Public Response from Indivisible Douglas County
September 10, 2025
Congressman Cliff Bentz says he can’t hold in-person town halls anymore because they’ve become “disruptive.” Let’s call that what it is: cowardice. A town hall is not supposed to be comfortable or scripted. It is democracy in its rawest form — messy, loud, sometimes even angry. When a congressman can’t stand in front of his own constituents and take questions, it isn’t leadership. It’s failure. And when he replaces real forums with stage-managed “telephone town halls” where dissent is muted, that isn’t engagement. It’s escape.
Bentz may boast of “hundreds” of meetings but look closer at where he hasn’t been. In Jackson and Douglas Counties — where dissatisfaction with his record runs deepest — he avoids open forums, opting instead for private meetings with officials and handpicked groups.
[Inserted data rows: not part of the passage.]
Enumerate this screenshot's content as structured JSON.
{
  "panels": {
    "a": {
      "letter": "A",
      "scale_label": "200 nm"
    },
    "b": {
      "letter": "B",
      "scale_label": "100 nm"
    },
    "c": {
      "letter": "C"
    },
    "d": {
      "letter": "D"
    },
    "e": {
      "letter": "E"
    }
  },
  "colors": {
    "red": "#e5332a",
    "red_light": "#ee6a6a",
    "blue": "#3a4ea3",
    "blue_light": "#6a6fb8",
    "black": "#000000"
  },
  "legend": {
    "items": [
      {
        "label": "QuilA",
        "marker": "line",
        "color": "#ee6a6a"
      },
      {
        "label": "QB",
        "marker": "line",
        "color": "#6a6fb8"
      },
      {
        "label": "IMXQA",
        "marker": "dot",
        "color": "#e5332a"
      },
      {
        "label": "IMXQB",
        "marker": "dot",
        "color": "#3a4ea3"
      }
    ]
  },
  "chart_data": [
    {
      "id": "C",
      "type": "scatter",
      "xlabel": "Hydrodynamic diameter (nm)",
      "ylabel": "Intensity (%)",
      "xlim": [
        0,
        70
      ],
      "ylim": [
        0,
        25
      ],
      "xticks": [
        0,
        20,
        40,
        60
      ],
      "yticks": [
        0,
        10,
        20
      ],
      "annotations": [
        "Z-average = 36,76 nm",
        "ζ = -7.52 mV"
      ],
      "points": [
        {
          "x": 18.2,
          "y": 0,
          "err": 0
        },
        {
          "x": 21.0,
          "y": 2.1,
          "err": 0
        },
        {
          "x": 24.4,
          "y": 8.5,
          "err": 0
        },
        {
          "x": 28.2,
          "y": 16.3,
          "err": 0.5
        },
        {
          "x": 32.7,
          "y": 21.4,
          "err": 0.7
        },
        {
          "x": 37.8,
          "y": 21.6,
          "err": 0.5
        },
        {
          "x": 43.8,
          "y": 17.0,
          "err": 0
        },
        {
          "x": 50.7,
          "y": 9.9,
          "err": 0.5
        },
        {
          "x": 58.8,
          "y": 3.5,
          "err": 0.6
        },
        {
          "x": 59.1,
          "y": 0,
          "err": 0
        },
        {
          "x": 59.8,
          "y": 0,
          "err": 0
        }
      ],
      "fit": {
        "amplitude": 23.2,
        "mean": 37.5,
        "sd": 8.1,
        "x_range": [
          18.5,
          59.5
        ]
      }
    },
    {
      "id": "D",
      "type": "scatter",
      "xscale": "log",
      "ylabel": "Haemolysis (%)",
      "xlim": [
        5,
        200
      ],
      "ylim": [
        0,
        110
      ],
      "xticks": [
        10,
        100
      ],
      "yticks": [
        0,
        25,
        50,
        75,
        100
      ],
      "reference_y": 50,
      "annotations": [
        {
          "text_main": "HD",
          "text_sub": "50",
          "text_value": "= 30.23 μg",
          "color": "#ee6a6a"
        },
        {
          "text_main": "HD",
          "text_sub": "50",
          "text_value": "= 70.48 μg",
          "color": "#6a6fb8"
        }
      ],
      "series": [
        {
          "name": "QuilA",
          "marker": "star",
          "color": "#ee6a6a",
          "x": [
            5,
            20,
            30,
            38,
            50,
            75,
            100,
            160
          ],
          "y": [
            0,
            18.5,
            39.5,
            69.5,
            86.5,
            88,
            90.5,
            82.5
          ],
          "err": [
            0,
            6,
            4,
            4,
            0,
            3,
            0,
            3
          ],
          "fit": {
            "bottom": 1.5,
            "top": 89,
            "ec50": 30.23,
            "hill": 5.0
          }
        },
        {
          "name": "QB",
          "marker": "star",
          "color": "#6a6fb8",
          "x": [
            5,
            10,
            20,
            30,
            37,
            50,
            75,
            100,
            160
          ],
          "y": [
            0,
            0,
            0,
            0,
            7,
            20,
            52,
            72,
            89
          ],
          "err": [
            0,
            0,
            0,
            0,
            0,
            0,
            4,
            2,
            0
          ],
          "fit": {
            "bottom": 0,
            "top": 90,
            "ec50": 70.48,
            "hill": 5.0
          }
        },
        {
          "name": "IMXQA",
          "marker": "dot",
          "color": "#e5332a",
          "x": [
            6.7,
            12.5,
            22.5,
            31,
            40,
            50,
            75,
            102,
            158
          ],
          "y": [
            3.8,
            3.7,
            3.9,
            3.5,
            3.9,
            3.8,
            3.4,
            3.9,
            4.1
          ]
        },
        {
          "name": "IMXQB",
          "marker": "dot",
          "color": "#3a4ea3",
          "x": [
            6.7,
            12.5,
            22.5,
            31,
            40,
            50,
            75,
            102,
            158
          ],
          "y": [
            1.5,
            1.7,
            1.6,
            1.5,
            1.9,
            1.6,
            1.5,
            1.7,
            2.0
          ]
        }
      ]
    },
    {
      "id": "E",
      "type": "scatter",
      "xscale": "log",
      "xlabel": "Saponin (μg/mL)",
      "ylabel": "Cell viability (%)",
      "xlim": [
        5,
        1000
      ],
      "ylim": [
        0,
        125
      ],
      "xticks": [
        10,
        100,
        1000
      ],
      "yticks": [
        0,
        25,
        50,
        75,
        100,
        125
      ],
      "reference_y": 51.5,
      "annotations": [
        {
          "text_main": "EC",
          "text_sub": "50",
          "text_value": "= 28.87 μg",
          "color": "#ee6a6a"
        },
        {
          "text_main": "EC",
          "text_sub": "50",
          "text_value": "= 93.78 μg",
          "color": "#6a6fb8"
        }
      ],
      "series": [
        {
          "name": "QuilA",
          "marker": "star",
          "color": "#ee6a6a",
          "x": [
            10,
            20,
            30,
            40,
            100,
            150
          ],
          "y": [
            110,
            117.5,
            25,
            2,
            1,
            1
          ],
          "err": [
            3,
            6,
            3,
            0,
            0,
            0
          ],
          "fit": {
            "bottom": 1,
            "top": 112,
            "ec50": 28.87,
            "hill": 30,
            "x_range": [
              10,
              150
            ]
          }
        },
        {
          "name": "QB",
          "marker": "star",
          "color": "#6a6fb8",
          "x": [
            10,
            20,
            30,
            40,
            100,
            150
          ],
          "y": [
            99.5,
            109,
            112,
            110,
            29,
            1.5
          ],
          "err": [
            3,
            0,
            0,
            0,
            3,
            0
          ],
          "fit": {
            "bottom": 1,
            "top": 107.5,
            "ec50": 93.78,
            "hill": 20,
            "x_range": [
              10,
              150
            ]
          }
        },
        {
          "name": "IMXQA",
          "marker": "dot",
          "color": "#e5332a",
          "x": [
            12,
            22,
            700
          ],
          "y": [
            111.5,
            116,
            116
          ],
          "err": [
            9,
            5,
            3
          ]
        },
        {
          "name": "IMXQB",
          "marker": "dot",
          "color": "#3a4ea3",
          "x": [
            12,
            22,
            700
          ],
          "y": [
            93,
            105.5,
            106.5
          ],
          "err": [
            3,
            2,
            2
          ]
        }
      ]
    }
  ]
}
That isn’t representation. That’s filtering. And filtered democracy is no democracy at all.
He also claims the large crowds at his recent town halls were packed with outsiders. That is false. Oregonians showed up in greater numbers because they are dissatisfied with his loyalty to Donald Trump over the needs of his district. Many attended multiple town halls, not because they were outsiders, but because he refused to answer their questions the first time. When leaders ignore legitimate concerns, constituents return louder, not quieter. That is not disruption. That is democracy.
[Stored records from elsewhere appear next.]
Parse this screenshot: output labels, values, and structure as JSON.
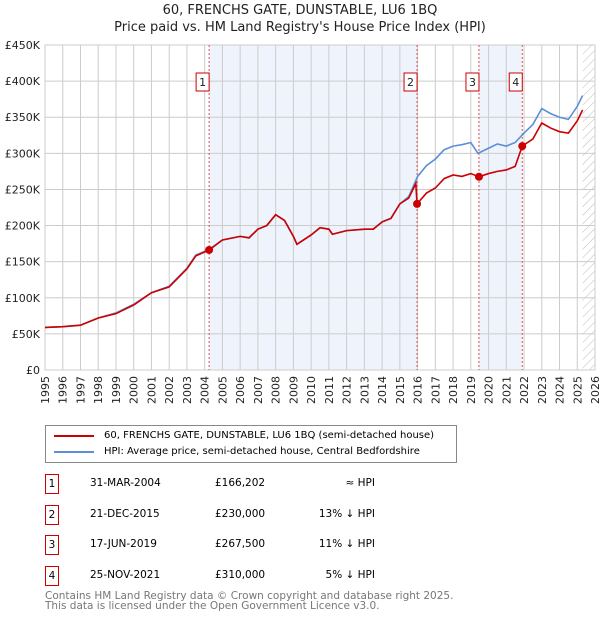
{
  "title": "60, FRENCHS GATE, DUNSTABLE, LU6 1BQ",
  "subtitle": "Price paid vs. HM Land Registry's House Price Index (HPI)",
  "chart_data": {
    "type": "line",
    "xlim": [
      1995,
      2026
    ],
    "ylim": [
      0,
      450000
    ],
    "x_ticks": [
      "1995",
      "1996",
      "1997",
      "1998",
      "1999",
      "2000",
      "2001",
      "2002",
      "2003",
      "2004",
      "2005",
      "2006",
      "2007",
      "2008",
      "2009",
      "2010",
      "2011",
      "2012",
      "2013",
      "2014",
      "2015",
      "2016",
      "2017",
      "2018",
      "2019",
      "2020",
      "2021",
      "2022",
      "2023",
      "2024",
      "2025",
      "2026"
    ],
    "y_ticks": [
      "£0",
      "£50K",
      "£100K",
      "£150K",
      "£200K",
      "£250K",
      "£300K",
      "£350K",
      "£400K",
      "£450K"
    ],
    "series": [
      {
        "name": "60, FRENCHS GATE, DUNSTABLE, LU6 1BQ (semi-detached house)",
        "color": "#cc0000",
        "points": [
          [
            1995,
            59
          ],
          [
            1996,
            60
          ],
          [
            1997,
            62
          ],
          [
            1998,
            72
          ],
          [
            1999,
            78
          ],
          [
            2000,
            90
          ],
          [
            2001,
            107
          ],
          [
            2002,
            115
          ],
          [
            2003,
            140
          ],
          [
            2003.5,
            158
          ],
          [
            2004.25,
            166
          ],
          [
            2005,
            180
          ],
          [
            2006,
            185
          ],
          [
            2006.5,
            183
          ],
          [
            2007,
            195
          ],
          [
            2007.5,
            200
          ],
          [
            2008,
            215
          ],
          [
            2008.5,
            207
          ],
          [
            2009,
            185
          ],
          [
            2009.2,
            174
          ],
          [
            2010,
            187
          ],
          [
            2010.5,
            197
          ],
          [
            2011,
            195
          ],
          [
            2011.2,
            188
          ],
          [
            2012,
            193
          ],
          [
            2013,
            195
          ],
          [
            2013.5,
            195
          ],
          [
            2014,
            205
          ],
          [
            2014.5,
            210
          ],
          [
            2015,
            230
          ],
          [
            2015.5,
            238
          ],
          [
            2015.9,
            258
          ],
          [
            2015.97,
            230
          ],
          [
            2016.5,
            245
          ],
          [
            2017,
            252
          ],
          [
            2017.5,
            265
          ],
          [
            2018,
            270
          ],
          [
            2018.5,
            268
          ],
          [
            2019,
            272
          ],
          [
            2019.46,
            267.5
          ],
          [
            2020,
            272
          ],
          [
            2020.5,
            275
          ],
          [
            2021,
            277
          ],
          [
            2021.5,
            282
          ],
          [
            2021.9,
            310
          ],
          [
            2022.5,
            320
          ],
          [
            2023,
            342
          ],
          [
            2023.5,
            335
          ],
          [
            2024,
            330
          ],
          [
            2024.5,
            328
          ],
          [
            2025,
            345
          ],
          [
            2025.3,
            360
          ]
        ]
      },
      {
        "name": "HPI: Average price, semi-detached house, Central Bedfordshire",
        "color": "#5b8fd6",
        "points": [
          [
            1995,
            59
          ],
          [
            1996,
            60
          ],
          [
            1997,
            62
          ],
          [
            1998,
            72
          ],
          [
            1999,
            79
          ],
          [
            2000,
            91
          ],
          [
            2001,
            107
          ],
          [
            2002,
            116
          ],
          [
            2003,
            141
          ],
          [
            2003.5,
            159
          ],
          [
            2004.25,
            167
          ],
          [
            2005,
            180
          ],
          [
            2006,
            185
          ],
          [
            2006.5,
            183
          ],
          [
            2007,
            195
          ],
          [
            2007.5,
            200
          ],
          [
            2008,
            215
          ],
          [
            2008.5,
            207
          ],
          [
            2009,
            185
          ],
          [
            2009.2,
            174
          ],
          [
            2010,
            187
          ],
          [
            2010.5,
            197
          ],
          [
            2011,
            195
          ],
          [
            2011.2,
            188
          ],
          [
            2012,
            193
          ],
          [
            2013,
            195
          ],
          [
            2013.5,
            195
          ],
          [
            2014,
            205
          ],
          [
            2014.5,
            210
          ],
          [
            2015,
            230
          ],
          [
            2015.5,
            240
          ],
          [
            2016,
            268
          ],
          [
            2016.5,
            283
          ],
          [
            2017,
            292
          ],
          [
            2017.5,
            305
          ],
          [
            2018,
            310
          ],
          [
            2018.5,
            312
          ],
          [
            2019,
            315
          ],
          [
            2019.4,
            300
          ],
          [
            2020,
            307
          ],
          [
            2020.5,
            313
          ],
          [
            2021,
            310
          ],
          [
            2021.5,
            315
          ],
          [
            2022,
            328
          ],
          [
            2022.5,
            340
          ],
          [
            2023,
            362
          ],
          [
            2023.5,
            355
          ],
          [
            2024,
            350
          ],
          [
            2024.5,
            347
          ],
          [
            2025,
            365
          ],
          [
            2025.3,
            380
          ]
        ]
      }
    ],
    "sales": [
      {
        "label": "1",
        "x": 2004.25,
        "y": 166202
      },
      {
        "label": "2",
        "x": 2015.97,
        "y": 230000
      },
      {
        "label": "3",
        "x": 2019.46,
        "y": 267500
      },
      {
        "label": "4",
        "x": 2021.9,
        "y": 310000
      }
    ],
    "shaded_ranges": [
      [
        2004.25,
        2015.97
      ],
      [
        2019.46,
        2021.9
      ]
    ],
    "forecast_from": 2025.3
  },
  "legend": {
    "property": "60, FRENCHS GATE, DUNSTABLE, LU6 1BQ (semi-detached house)",
    "hpi": "HPI: Average price, semi-detached house, Central Bedfordshire"
  },
  "sales": [
    {
      "num": "1",
      "date": "31-MAR-2004",
      "price": "£166,202",
      "hpi": "≈ HPI"
    },
    {
      "num": "2",
      "date": "21-DEC-2015",
      "price": "£230,000",
      "hpi": "13% ↓ HPI"
    },
    {
      "num": "3",
      "date": "17-JUN-2019",
      "price": "£267,500",
      "hpi": "11% ↓ HPI"
    },
    {
      "num": "4",
      "date": "25-NOV-2021",
      "price": "£310,000",
      "hpi": "5% ↓ HPI"
    }
  ],
  "footer": {
    "line1": "Contains HM Land Registry data © Crown copyright and database right 2025.",
    "line2": "This data is licensed under the Open Government Licence v3.0."
  }
}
Bentz further insists he wasn’t “learning what he could do to make lives better” at those forums. The truth is, he wasn’t listening at all. He told constituents that Trump’s “One Big Beautiful Bill” wouldn’t cut Medicaid or harm rural Oregon. Independent experts said the opposite: thousands would lose coverage, rural hospitals would close, and lives would be put at risk. He also supported budget-slashing nutrition assistance, then scapegoated immigrants to defend it. That kind of blame doesn’t feed a single family in Medford, shorten the wait time for a VA appointment for a veteran in Grants Pass, or help seniors in Roseburg and La Grande who rely on Medicaid. It only divides communities while ordinary Oregonians pay the price.
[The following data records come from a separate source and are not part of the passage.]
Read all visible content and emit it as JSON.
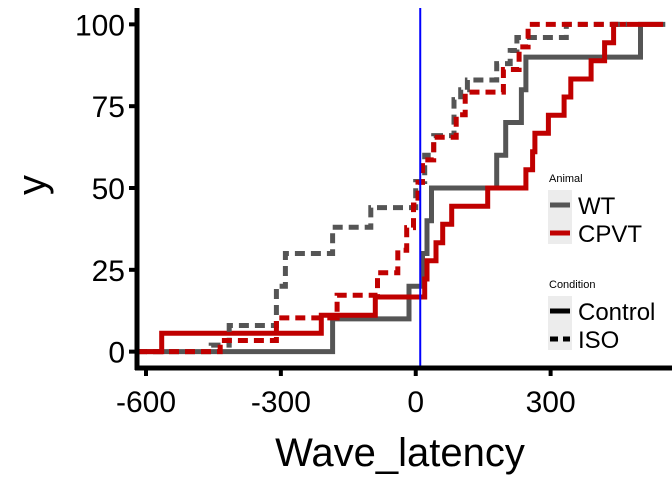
{
  "chart_data": {
    "type": "line",
    "step": true,
    "xlabel": "Wave_latency",
    "ylabel": "y",
    "xlim": [
      -620,
      570
    ],
    "ylim": [
      -5,
      105
    ],
    "xticks": [
      -600,
      -300,
      0,
      300
    ],
    "xtick_labels": [
      "-600",
      "-300",
      "0",
      "300"
    ],
    "yticks": [
      0,
      25,
      50,
      75,
      100
    ],
    "ytick_labels": [
      "0",
      "25",
      "50",
      "75",
      "100"
    ],
    "grid": false,
    "vline": {
      "x": 10,
      "color": "#0000ff"
    },
    "legend": {
      "placement": "right",
      "groups": [
        {
          "title": "Animal",
          "entries": [
            {
              "label": "WT",
              "color": "#555555"
            },
            {
              "label": "CPVT",
              "color": "#c00000"
            }
          ]
        },
        {
          "title": "Condition",
          "entries": [
            {
              "label": "Control",
              "linestyle": "solid"
            },
            {
              "label": "ISO",
              "linestyle": "dashed"
            }
          ]
        }
      ]
    },
    "series": [
      {
        "animal": "WT",
        "condition": "Control",
        "color": "#555555",
        "linestyle": "solid",
        "points": [
          [
            -600,
            0
          ],
          [
            -185,
            0
          ],
          [
            -185,
            10
          ],
          [
            -15,
            10
          ],
          [
            -15,
            20
          ],
          [
            15,
            20
          ],
          [
            15,
            30
          ],
          [
            25,
            30
          ],
          [
            25,
            40
          ],
          [
            35,
            40
          ],
          [
            35,
            50
          ],
          [
            180,
            50
          ],
          [
            180,
            60
          ],
          [
            200,
            60
          ],
          [
            200,
            70
          ],
          [
            235,
            70
          ],
          [
            235,
            80
          ],
          [
            245,
            80
          ],
          [
            245,
            90
          ],
          [
            500,
            90
          ],
          [
            500,
            100
          ],
          [
            555,
            100
          ]
        ]
      },
      {
        "animal": "CPVT",
        "condition": "Control",
        "color": "#c00000",
        "linestyle": "solid",
        "points": [
          [
            -620,
            0
          ],
          [
            -565,
            0
          ],
          [
            -565,
            5.6
          ],
          [
            -210,
            5.6
          ],
          [
            -210,
            11.1
          ],
          [
            -90,
            11.1
          ],
          [
            -90,
            16.7
          ],
          [
            20,
            16.7
          ],
          [
            20,
            22.2
          ],
          [
            25,
            22.2
          ],
          [
            25,
            27.8
          ],
          [
            45,
            27.8
          ],
          [
            45,
            33.3
          ],
          [
            60,
            33.3
          ],
          [
            60,
            38.9
          ],
          [
            80,
            38.9
          ],
          [
            80,
            44.4
          ],
          [
            160,
            44.4
          ],
          [
            160,
            50
          ],
          [
            245,
            50
          ],
          [
            245,
            55.6
          ],
          [
            260,
            55.6
          ],
          [
            260,
            61.1
          ],
          [
            265,
            61.1
          ],
          [
            265,
            66.7
          ],
          [
            295,
            66.7
          ],
          [
            295,
            72.2
          ],
          [
            330,
            72.2
          ],
          [
            330,
            77.8
          ],
          [
            345,
            77.8
          ],
          [
            345,
            83.3
          ],
          [
            390,
            83.3
          ],
          [
            390,
            88.9
          ],
          [
            420,
            88.9
          ],
          [
            420,
            94.4
          ],
          [
            440,
            94.4
          ],
          [
            440,
            100
          ],
          [
            550,
            100
          ]
        ]
      },
      {
        "animal": "WT",
        "condition": "ISO",
        "color": "#555555",
        "linestyle": "dashed",
        "points": [
          [
            -620,
            0
          ],
          [
            -455,
            0
          ],
          [
            -455,
            2
          ],
          [
            -415,
            2
          ],
          [
            -415,
            8
          ],
          [
            -310,
            8
          ],
          [
            -310,
            20
          ],
          [
            -290,
            20
          ],
          [
            -290,
            30
          ],
          [
            -185,
            30
          ],
          [
            -185,
            38
          ],
          [
            -100,
            38
          ],
          [
            -100,
            44
          ],
          [
            0,
            44
          ],
          [
            0,
            52
          ],
          [
            20,
            52
          ],
          [
            20,
            60
          ],
          [
            40,
            60
          ],
          [
            40,
            66
          ],
          [
            85,
            66
          ],
          [
            85,
            77
          ],
          [
            100,
            77
          ],
          [
            100,
            80
          ],
          [
            115,
            80
          ],
          [
            115,
            83
          ],
          [
            180,
            83
          ],
          [
            180,
            88
          ],
          [
            210,
            88
          ],
          [
            210,
            92
          ],
          [
            225,
            92
          ],
          [
            225,
            96
          ],
          [
            335,
            96
          ],
          [
            335,
            100
          ],
          [
            470,
            100
          ]
        ]
      },
      {
        "animal": "CPVT",
        "condition": "ISO",
        "color": "#c00000",
        "linestyle": "dashed",
        "points": [
          [
            -620,
            0
          ],
          [
            -435,
            0
          ],
          [
            -435,
            3.4
          ],
          [
            -310,
            3.4
          ],
          [
            -310,
            10.3
          ],
          [
            -175,
            10.3
          ],
          [
            -175,
            17.2
          ],
          [
            -85,
            17.2
          ],
          [
            -85,
            24.1
          ],
          [
            -40,
            24.1
          ],
          [
            -40,
            31
          ],
          [
            -20,
            31
          ],
          [
            -20,
            37.9
          ],
          [
            -5,
            37.9
          ],
          [
            -5,
            44.8
          ],
          [
            5,
            44.8
          ],
          [
            5,
            51.7
          ],
          [
            15,
            51.7
          ],
          [
            15,
            58.6
          ],
          [
            40,
            58.6
          ],
          [
            40,
            65.5
          ],
          [
            90,
            65.5
          ],
          [
            90,
            72.4
          ],
          [
            110,
            72.4
          ],
          [
            110,
            79.3
          ],
          [
            195,
            79.3
          ],
          [
            195,
            86.2
          ],
          [
            230,
            86.2
          ],
          [
            230,
            93.1
          ],
          [
            250,
            93.1
          ],
          [
            250,
            100
          ],
          [
            450,
            100
          ]
        ]
      }
    ]
  }
}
Which brings us to January 6th. When a mob stormed the Capitol to overturn a free and fair election, Congressman Bentz did not stand unequivocally for democracy. He voted to object to Pennsylvania’s results, joining 138 Republicans in the House who sought to cast doubt on the outcome. His objection was based on false claims about mail-in voting that were repeatedly disproven in court and rejected by election officials of both parties. By voting to sustain that lie, Bentz helped sow distrust in our elections and gave legitimacy to the conspiracy theories that fueled the attack. He later compounded that failure by voting against impeaching Donald Trump for inciting the insurrection. To call town hall dissent “disruptive” while ignoring actual insurrectionists is hypocrisy beyond the pale.
The most dishonest part of his statement, though, was his attack on Indivisible. He smeared us as an “anti-Trump gang” and a “left-wing group.” That is false. Indivisible is a grassroots, volunteer-driven movement of everyday Oregonians — progressives, moderates, independents, and even some Republicans. We are teachers, nurses, farmers, veterans, and small business owners who are also his constituents. We are the very people he was elected to represent, and we will not be delegitimized or dismissed.
We are not disruptors of democracy — we are its defenders. We are patriots who love our country enough to demand better for it. We will not be silenced. We will not be gaslit. And we will never stop demanding a government that serves the people.
If Congressman Bentz is uncomfortable with citizens holding him accountable, then he should take the advice of President Harry S. Truman, who said, “If you can’t stand the heat, get out of the kitchen.”